When the Department of Corrections confronted him with the accusations in May, Lawton opted to resign his post and give up his $51,000 annual salary, a spokesperson for the city department said. He was charged days later.

Both of Lawton’s codefendants in that case have pleaded guilty to conspiracy to commit bribery and drug offenses, among other charges. Lawton is scheduled to also enter a guilty plea in that case next week, according to federal court dockets.

The pandemic fraud charges against him were filed Monday by way of a criminal information instead of an indictment — typically a sign that a defendant has already agreed to plead guilty. He could face up to an additional 10 years in prison should he do so.

Since the onset of the coronavirus, the federal government has approved $2.2 trillion dollars in economic stimulus payments to individuals and business owners negatively impacted by the pandemic.
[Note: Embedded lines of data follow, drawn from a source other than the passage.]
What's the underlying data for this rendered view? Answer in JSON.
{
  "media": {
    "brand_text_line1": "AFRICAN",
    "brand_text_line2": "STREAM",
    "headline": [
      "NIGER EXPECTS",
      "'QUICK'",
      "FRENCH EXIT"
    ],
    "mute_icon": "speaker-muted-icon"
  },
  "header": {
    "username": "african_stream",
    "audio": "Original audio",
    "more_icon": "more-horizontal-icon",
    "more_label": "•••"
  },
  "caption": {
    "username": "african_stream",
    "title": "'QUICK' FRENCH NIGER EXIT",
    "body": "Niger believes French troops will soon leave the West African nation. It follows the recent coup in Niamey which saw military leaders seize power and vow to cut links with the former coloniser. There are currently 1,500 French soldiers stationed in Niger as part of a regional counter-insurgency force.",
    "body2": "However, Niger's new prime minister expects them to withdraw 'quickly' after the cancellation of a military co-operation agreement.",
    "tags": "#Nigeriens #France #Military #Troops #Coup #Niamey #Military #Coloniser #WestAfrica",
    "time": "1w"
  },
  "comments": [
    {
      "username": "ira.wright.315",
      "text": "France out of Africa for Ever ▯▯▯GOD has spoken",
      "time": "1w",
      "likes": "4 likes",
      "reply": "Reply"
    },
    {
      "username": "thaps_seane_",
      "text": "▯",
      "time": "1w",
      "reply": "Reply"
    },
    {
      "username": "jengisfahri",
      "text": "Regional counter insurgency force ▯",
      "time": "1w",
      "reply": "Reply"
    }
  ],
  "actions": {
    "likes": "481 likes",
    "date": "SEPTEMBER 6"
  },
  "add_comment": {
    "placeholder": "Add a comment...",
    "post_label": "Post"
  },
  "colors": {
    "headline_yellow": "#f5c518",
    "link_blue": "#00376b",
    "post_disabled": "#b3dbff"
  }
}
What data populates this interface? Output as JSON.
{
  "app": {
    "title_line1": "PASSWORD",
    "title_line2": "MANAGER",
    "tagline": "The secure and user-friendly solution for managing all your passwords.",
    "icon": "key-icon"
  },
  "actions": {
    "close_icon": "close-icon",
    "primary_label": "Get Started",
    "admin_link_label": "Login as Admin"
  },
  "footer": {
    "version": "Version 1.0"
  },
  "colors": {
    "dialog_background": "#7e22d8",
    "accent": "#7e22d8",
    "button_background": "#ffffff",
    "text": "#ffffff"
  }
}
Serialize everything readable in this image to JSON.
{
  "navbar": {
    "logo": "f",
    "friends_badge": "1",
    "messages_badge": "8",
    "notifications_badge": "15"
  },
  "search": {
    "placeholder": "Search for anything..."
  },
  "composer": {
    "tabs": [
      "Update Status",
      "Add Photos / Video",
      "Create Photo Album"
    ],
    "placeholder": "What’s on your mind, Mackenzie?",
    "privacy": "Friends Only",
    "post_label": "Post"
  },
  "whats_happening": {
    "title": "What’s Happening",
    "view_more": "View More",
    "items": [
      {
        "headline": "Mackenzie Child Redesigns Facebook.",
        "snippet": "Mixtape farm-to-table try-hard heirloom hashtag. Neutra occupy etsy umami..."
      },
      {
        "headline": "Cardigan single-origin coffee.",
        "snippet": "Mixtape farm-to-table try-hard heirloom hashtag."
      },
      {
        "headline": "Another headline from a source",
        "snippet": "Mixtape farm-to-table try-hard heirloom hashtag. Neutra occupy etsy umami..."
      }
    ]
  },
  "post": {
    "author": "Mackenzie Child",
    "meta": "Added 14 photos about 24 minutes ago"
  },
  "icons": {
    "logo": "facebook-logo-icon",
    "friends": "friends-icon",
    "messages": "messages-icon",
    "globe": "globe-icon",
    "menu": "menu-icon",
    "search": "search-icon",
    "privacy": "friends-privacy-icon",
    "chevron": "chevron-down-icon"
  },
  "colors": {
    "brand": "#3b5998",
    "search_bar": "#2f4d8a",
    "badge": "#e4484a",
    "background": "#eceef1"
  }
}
But lawmakers have repeatedly raised concerns about fraud in those programs — particularly ones run by the SBA. Last month, the agency’s inspector general concluded in a report that it had distributed more than $3.1 billion in loans and $550 million in grants to potentially ineligible recipients between March of November of last year.

The study largely blamed a lack of scrutiny in vetting applicants for assistance.

The court filings in Lawton’s case point to several red flags that might have raised concerns.

For instance, aside from claiming he ran a farm business from his northwest Philadelphia home, prosecutors say Lawton put his personal Social Security number on a section of his application that requested a federal business tax ID number and asked for the grant money to be deposited into a personal bank account.

He received the $10,000 he’d requested a day after submitting the application, according to the filings.

Lawton’s lawyer, Andrew Montroy, did not immediately return calls for comment Tuesday.